Алешка знал один способ. Удивительный. Невообразимый. Который мог появиться только в той местности и в то время, где проходила Алешкина, еще такая недлинная, жизнь. Трудно даже предположить, каким жизненным опытом мог обладать человек, впервые применивший этот метод птичьей охоты.
Впрочем, тайны никакой не было. Каждый русский мальчик в поселке у ржавой реки знал: чтобы поймать куропатку — нужен снег, какая-нибудь крупа и бутылка из-под шампанского. В бутылку нужно положить крупу, желательно размоченную в теплой воде, чтобы она пахла (почему-то предполагалось, что куропатки хорошо различают запах). Потом нужно воткнуть бутылку в снег под углом, чтобы в отверстие горлышка могла заглянуть птица. Привлеченная запахом зерна куропатка наивно и бездумно сунет голову в бутылку. При каждом движении назад перышки на ее шее будут топорщиться и не позволят освободиться. А с тяжелой бутылкой на голове птица не сможет убежать. Только стандартные бутылки из-под советского шампанского годились для охоты. Горлышки других были слишком узкими или слишком широкими и не имели изнутри выступа, как у бутылок из-под шампанского, который нужен, чтобы помогать проволочной закрутке снаружи удерживать пробку и чтобы не давать выскользнуть наружу маленькой оперенной голове.
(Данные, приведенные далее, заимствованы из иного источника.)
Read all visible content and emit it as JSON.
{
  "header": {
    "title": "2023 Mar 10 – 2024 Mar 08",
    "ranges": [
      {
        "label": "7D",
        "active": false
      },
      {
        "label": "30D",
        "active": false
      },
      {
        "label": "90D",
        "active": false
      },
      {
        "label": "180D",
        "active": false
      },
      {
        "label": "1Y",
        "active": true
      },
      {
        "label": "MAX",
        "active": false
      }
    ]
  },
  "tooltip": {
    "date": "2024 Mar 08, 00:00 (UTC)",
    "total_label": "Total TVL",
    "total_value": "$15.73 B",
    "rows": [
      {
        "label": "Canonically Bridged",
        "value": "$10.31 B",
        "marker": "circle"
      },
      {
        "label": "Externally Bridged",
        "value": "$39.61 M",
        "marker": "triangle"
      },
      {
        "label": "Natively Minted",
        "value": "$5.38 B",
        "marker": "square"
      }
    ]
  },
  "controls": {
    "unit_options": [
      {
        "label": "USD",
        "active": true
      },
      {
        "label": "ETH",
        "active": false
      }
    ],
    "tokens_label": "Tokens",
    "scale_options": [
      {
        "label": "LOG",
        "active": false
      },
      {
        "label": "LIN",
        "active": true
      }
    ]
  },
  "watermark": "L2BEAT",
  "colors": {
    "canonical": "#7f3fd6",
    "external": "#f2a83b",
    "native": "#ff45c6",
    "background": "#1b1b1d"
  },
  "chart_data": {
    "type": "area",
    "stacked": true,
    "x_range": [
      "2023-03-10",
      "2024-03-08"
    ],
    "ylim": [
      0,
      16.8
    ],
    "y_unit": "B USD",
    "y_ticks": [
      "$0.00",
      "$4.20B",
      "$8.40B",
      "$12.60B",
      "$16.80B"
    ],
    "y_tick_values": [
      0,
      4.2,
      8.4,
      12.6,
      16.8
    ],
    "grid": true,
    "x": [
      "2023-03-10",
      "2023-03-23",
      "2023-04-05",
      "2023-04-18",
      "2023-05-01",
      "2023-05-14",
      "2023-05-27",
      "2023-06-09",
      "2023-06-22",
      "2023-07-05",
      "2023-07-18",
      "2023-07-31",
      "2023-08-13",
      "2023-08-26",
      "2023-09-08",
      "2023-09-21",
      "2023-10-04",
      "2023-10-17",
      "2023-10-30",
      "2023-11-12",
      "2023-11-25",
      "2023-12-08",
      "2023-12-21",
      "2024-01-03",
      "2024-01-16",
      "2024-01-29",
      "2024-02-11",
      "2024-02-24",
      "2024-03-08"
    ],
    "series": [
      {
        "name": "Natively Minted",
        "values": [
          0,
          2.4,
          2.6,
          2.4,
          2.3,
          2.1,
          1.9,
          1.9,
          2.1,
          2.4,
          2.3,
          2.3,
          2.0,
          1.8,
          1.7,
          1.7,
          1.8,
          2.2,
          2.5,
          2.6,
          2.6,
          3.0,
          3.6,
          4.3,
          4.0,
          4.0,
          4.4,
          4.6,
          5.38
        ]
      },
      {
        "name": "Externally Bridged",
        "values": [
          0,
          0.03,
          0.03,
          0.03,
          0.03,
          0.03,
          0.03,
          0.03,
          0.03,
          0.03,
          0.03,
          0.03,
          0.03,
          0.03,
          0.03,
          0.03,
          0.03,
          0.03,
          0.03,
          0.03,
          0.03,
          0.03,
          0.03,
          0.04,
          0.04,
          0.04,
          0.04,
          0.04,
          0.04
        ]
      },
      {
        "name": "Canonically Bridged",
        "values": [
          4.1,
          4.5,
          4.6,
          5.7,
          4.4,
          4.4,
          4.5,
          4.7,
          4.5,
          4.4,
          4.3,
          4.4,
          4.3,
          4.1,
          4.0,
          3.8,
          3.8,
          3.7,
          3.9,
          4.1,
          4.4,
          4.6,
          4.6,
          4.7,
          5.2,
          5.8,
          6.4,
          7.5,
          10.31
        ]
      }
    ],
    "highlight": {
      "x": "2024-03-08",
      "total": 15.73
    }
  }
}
Правда, Алешка не знал никого, кто бы на практике применял этот поражающий одновременно изощренностью и простотой охотничий прием. Откуда все знали методику — также неизвестно. Она передавалась изустно, как предания предков у любого неграмотного народа. А дети в рабочих поселках на краю света всегда ощущают себя отдельным народом — потерянным и мало цивилизованным.
Они с Пашкой вышли на охоту февральским субботним утром, в двадцатиградусный мороз — почти в оттепель, по их представлениям. В черную клеенчатую сумку положили две бутылки из-под шампанского, маленький горняцкий термос с гречневой кашей и маленькую баночку авиационного керосина, которую Алешка украл у своей мамы. Мама работала в типографии и там этим керосином чистила свою страшную громоздкую и гремливую машину — линотип, на которой железными большими буквами было написано: «Россия». Это слово казалось Алешке странным. Он привык воспринимать страну, в которой жил, исключительно как Советский Союз. В слове «Россия» ему мерещилось что-то первобытное, и поэтому удивительно было видеть стилизованные под русскую вязь буквы на дышащем свинцовым паром автомате, произведенном в конце 20 века в СССР. Россия выглядела безнадежно устаревшей на рубчатом железном боку.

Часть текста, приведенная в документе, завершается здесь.